A few days later, on Nov. 13, 1909, the University of Wisconsin band played the tune during a football game at Camp Randall - a 34-6 drubbing by the University of Minnesota.
"One of the things that makes it so extremely popular - the first four notes are so recognizable it almost makes a statement from the first time you hear it. It says everything in the first four notes," said Mike Leckrone.
Leckrone should know. As director of the UW Marching Band since 1969, Leckrone has conducted the song many times in many different arrangements, including swing, funk, Latin and a James Brown-like version. When asked to hazard a guess of just how often, he said "it boggles my mind."
It is great to see the tradition continue in Madison. GO BUCKY!!!!!!!!!!!!!!!!!!

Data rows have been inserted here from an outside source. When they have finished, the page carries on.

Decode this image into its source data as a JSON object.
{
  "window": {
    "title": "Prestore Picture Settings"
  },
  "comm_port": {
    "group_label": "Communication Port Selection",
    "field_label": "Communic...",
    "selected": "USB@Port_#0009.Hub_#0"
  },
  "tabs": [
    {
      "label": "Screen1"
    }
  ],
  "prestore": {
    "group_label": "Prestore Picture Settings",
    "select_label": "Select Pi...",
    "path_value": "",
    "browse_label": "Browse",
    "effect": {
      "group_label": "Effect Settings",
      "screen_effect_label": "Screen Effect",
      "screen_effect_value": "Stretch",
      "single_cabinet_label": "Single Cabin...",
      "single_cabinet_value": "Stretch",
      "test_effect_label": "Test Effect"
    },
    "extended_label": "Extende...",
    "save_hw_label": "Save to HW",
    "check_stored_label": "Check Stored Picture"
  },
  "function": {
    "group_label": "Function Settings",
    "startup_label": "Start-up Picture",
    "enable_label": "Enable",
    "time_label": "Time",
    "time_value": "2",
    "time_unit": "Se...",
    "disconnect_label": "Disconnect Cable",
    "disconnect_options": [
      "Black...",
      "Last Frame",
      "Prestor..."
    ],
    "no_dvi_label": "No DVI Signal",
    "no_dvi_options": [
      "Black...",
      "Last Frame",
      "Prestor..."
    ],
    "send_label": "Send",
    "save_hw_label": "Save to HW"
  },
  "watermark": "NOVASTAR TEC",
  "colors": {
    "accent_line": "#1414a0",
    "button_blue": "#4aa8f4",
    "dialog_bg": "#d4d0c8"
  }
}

Wednesday, November 4, 2009

Kraig Appleton overcomes adversity


Wisconsin wide receiver Kraig Appleton believes in the power of positive thinking.
The true freshman from East St. Louis, Ill., came to Wisconsin ranked by Scout.com as the 19th best receiver in the nation, but pulled both hamstrings in fall camp and found himself on the sidelines for much of the first half of the season as he struggled to learn the playbook. Frustrated, Appleton began to question whether redshirting might have been a wiser decision than trying to find playing time among an already deep wide receiver corps.
“It was that thought in the back of my mind making me feel that I wasted a year because the season was coming to the end,” Appleton said. “But I stuck with it and starting thinking positive about things, and then my time came and I was there to make the most of my opportunity.”
Appleton finally got his opportunity Saturday in Wisconsin’s 37-0 blowout over Purdue, in which he pulled in the first two catches of his career for a total of 15 yards. Appleton also made what would have been an acrobatic catch down the sidelines, but it was negated because his foot came down on the line.
Oozing with potential, Appleton almost didn’t have the opportunity to show his skills at all on the college level. Originally, his senior year curriculum at East St. Louis High School allowed him to graduate but was not sufficient for him to get into college because the school didn’t require the necessary classes.
But with the help of the Wisconsin coaching staff, he restructured his schedule to meet admission requirements and eventually graduated high school on the school’s honor roll. Appleton credits the concern and dedication of the coaches as a key reason for choosing Wisconsin, along with the team’s familial atmosphere that offered a positive change of scenery from the often unpleasant confines of East St. Louis.
“When you’re living in the environment that I come from, you have to have a strong mind about everything,” Appleton said. “Then once you get into another environment that’s a little bit better or a little bit more successful, then you can make the best of it.”
It is good to see a young Badger Football player give 100% to try yo better himself. I hop he has a great game versus Indiana this weekend. GO BUCKY!!!!!!!!!!!